Oh also, they dropped the legal fees they said I'd be responsible for when I arranged the payment plan with the attorney.
posted by muxnaw at 8:20 PM on March 1, 2010

Best answer: Assuming you can't get to a lawyer within the next 30 days or however many days you have in your jurisdiction to file an Answer to their complaint (in CA it is 30 days) or assuming you visit a lawyer and decide it's too expensive, you can always file an Answer on your own "in pro per" using a pre-printed template form. They give away these forms at the courthouse or for a very low fee. In CA, for example, they are called Judicial Council Forms. All you do is fill in your information and check off boxes and assert any defenses you might have. Then file it with the required filing fee (you might qualify for a fee waiver).

Filing the answer in most jurisdictions will automatically cut off the plaintiff's right to file a default and/or default judgment against you and will buy you lots more time to negotiate or visit more lawyers/legal aid clinics. The court clerks really doesn't care how poorly written or random pleadings filed by in pro pers are. They're used to it. Just make it legible.

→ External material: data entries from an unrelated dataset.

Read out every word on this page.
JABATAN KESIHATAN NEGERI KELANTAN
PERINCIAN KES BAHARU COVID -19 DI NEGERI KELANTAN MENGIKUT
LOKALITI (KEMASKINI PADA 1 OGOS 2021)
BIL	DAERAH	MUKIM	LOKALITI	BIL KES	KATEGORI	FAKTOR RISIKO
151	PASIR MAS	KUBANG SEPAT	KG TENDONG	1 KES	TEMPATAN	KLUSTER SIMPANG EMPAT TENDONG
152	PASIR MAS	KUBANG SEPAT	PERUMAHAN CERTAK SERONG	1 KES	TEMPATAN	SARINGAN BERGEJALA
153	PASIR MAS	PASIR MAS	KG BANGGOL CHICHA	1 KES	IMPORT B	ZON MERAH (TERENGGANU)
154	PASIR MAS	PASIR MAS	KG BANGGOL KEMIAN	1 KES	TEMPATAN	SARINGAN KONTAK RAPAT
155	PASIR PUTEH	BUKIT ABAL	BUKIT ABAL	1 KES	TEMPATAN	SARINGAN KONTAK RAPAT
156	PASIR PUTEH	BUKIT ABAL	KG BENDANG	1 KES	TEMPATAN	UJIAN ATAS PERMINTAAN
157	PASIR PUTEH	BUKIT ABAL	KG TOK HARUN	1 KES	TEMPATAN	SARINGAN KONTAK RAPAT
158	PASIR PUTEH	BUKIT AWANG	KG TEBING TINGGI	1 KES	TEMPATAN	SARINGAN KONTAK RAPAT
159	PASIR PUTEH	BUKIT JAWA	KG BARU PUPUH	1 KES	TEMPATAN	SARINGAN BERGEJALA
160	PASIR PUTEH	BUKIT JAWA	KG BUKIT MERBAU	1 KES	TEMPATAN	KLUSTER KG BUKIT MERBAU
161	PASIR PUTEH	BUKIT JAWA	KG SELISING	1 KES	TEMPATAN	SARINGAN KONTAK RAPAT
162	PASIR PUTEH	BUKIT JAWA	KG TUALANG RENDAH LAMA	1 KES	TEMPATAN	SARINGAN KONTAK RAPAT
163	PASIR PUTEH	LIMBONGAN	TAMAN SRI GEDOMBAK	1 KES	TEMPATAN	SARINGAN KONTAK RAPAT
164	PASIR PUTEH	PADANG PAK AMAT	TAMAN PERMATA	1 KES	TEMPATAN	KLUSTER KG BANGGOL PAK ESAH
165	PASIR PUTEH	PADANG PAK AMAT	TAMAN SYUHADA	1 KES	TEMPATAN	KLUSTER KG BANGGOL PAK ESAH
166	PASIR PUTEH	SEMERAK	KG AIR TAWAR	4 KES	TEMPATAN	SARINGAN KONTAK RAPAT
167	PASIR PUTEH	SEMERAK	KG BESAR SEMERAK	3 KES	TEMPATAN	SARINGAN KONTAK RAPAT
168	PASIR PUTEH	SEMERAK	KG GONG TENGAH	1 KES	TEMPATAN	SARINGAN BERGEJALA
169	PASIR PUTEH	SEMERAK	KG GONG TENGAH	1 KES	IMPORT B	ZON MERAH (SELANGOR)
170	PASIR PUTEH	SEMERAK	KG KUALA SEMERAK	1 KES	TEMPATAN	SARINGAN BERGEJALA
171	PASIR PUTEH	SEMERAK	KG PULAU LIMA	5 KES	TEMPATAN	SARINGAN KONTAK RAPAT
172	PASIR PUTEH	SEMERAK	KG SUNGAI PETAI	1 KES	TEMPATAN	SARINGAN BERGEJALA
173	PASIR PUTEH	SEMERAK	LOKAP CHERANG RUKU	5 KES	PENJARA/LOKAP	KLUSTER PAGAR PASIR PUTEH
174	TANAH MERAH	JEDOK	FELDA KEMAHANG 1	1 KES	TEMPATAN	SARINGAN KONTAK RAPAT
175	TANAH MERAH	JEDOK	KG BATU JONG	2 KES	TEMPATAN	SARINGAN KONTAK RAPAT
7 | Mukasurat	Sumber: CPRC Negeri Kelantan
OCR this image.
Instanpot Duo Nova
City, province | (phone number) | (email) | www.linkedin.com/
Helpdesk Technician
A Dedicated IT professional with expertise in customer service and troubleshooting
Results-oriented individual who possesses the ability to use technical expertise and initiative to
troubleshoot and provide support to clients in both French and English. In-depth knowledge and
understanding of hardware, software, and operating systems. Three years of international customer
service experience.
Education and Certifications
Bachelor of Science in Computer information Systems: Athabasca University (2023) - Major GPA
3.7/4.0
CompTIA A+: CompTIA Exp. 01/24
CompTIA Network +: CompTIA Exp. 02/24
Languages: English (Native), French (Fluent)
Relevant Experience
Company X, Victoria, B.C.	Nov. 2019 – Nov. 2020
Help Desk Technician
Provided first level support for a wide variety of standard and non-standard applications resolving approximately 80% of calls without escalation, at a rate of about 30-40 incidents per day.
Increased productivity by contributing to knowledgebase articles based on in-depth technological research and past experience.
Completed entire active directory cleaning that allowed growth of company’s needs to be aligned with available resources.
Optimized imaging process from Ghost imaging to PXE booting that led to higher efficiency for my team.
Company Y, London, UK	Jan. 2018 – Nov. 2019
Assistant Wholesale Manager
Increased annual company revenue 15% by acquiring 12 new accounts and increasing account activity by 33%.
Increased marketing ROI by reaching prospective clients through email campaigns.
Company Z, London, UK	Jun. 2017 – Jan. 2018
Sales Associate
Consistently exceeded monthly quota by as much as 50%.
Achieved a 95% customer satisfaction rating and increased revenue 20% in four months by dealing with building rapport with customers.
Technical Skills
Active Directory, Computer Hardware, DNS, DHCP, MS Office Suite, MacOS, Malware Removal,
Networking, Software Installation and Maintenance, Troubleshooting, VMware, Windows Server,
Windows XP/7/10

You never want to default on a complaint because to set it aside (in CA), you have to file a motion, which is annoying and expensive (in attorney fees).

When people ask for legal advice, they should really say what state they are in.
posted by KimikoPi at 12:29 AM on March 2, 2010 [2 favorites]

I'm not a lawyer, but when an action is commenced and a process server cannot find you at your residence (in some places, they have to try three times), they are allowed to nail and mail.

As mentioned above, do not default. Either appear pro se or get an attorney.
posted by Brian Puccio at 6:06 AM on March 2, 2010

Response by poster: Thanks so much for the advice, everyone. This has been enormously helpful (at least in terms of giving me some steps to follow up on, which is way better of a position than I was in last night).

Yes, I should have mentioned what state I'm in -- California (so KimikoPi's advice applies).